Re: [css3-images] Repeating oblique gradients

On Nov 30, 2010, at 9:06 AM, Leif Arne Storset wrote:

>> On Nov 28, 2010, at 11:38 PM, Rik Cabanier wrote:
>> 
>>> Yes, for tiling rotated gradients, there's a need to have a 'background-rotate' keyword which doesn't seem to exist.
> 
> In the gradient implementation I'm working on at the moment, I've solved this by adding an optional spread argument to the gradient function, like so:
> 
> linear-gradient(left top, repeat, orange 0%, white, blue 50%);
> 
> The spread argument can be 'repeat', 'reflect' or 'extend' (default if not given). I called the default "extend" since it seemed more intuitive than "clamp", the internal name for it. See the attached image for a demonstration.
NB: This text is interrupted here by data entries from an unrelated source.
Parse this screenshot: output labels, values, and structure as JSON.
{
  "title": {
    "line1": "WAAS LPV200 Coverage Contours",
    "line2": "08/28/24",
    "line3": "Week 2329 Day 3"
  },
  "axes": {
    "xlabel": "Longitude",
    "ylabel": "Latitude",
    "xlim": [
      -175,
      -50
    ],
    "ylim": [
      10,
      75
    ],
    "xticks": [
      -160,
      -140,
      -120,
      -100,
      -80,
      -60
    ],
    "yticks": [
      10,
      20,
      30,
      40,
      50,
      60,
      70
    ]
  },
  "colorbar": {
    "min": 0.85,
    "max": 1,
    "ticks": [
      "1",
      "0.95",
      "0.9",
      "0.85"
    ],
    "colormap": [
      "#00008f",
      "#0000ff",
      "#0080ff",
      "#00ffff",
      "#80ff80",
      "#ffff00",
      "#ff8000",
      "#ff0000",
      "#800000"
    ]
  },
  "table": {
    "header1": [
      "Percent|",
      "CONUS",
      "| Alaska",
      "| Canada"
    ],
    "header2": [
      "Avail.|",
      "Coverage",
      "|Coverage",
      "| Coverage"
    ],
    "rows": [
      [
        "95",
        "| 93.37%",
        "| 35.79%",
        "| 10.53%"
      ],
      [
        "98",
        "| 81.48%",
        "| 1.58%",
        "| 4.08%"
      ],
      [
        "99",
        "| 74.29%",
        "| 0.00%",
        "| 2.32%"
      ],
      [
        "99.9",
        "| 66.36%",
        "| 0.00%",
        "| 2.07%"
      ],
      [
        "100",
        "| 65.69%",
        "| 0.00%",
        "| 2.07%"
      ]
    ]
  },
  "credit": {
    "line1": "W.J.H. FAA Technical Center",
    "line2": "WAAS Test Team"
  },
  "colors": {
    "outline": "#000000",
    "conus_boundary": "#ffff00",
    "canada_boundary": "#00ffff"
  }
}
I don't understand. What is the difference between "extend" and "none"?

> I'm not formally proposing it yet, but if we want to repeat along the gradient line I think this is a more elegant way to express it than using 'background-repeat': what concerns only gradients can stay in the gradient function. It does require 'background-repeat: extend' in order to have visible effects.
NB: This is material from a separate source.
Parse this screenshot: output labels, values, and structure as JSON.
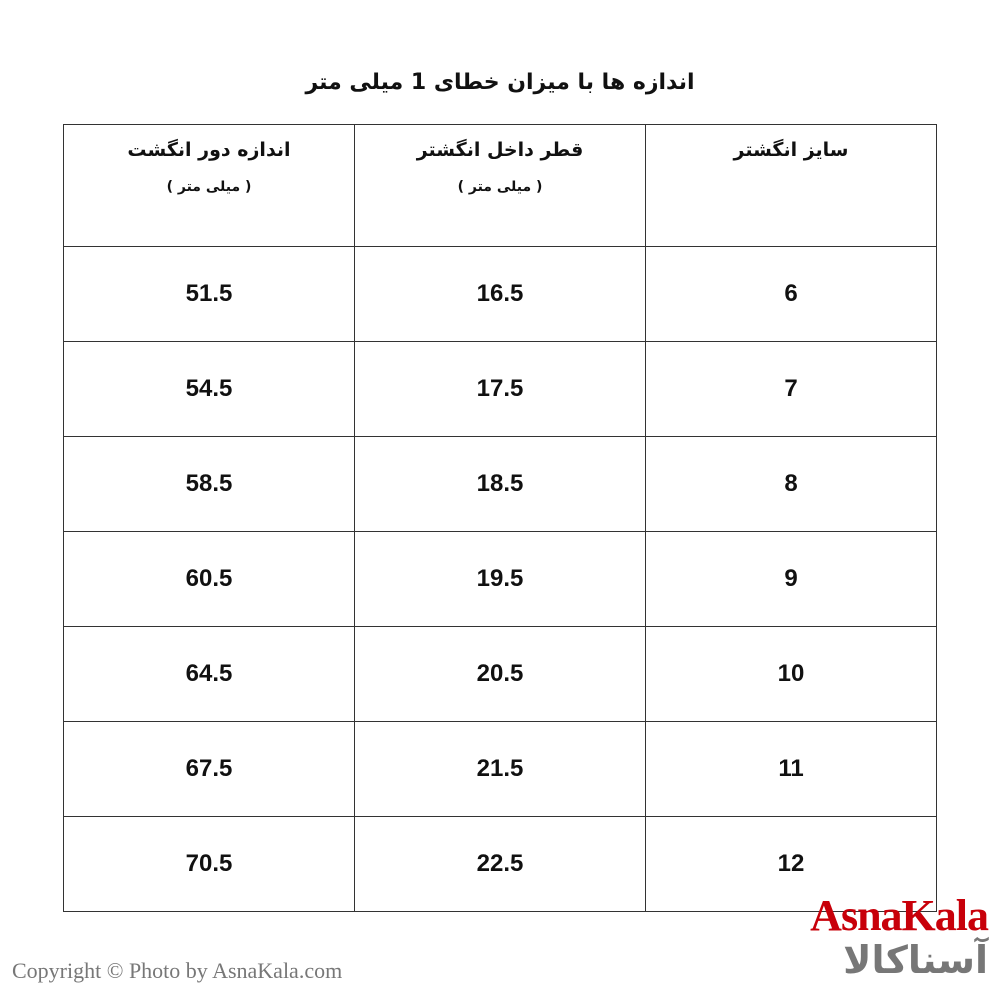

It does require 'background-repeat: extend' ? But it is more elegant than using 'background-repeat'? Those two statements sound contradictory.
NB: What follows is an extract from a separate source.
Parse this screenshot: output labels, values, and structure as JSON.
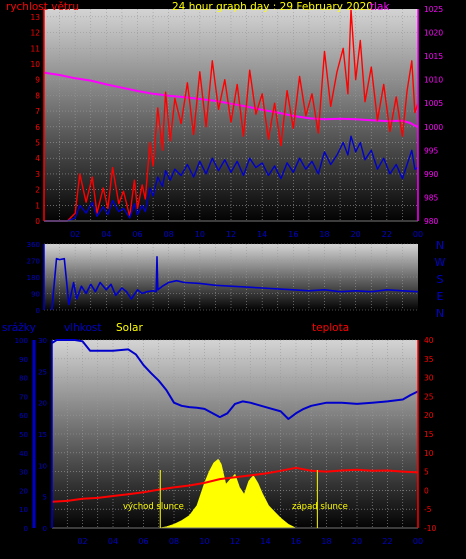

I think that repeating a pattern in one or two directions should stay in the background-repeat property, as it is already and has been for many years. It has to do it anyway; it is just a matter of whether it will do it elegantly or not. So if we look at that property, we see that for any diagonal gradient the results are ugly and unlikely to be what any author would want (generally speaking). So we can either add some magic to it to automatically turn 'background-repeat: repeat-y' into 'background-repeat:repeat-in-the-direction-of-the-gradient-angle' or something (which someone pointed out problems with some time ago, although I don't recall the specific argument), or we can add another value or two to 'background-repeat'. But the point is, once this is solved for backgrounds that use images, then it doesn't need to re-solved for the images themselves. Unless someone can prove that this is really also an important need for images in other places (like filters) that don't have their own flexibility of sizing, repeating, and moving the image around.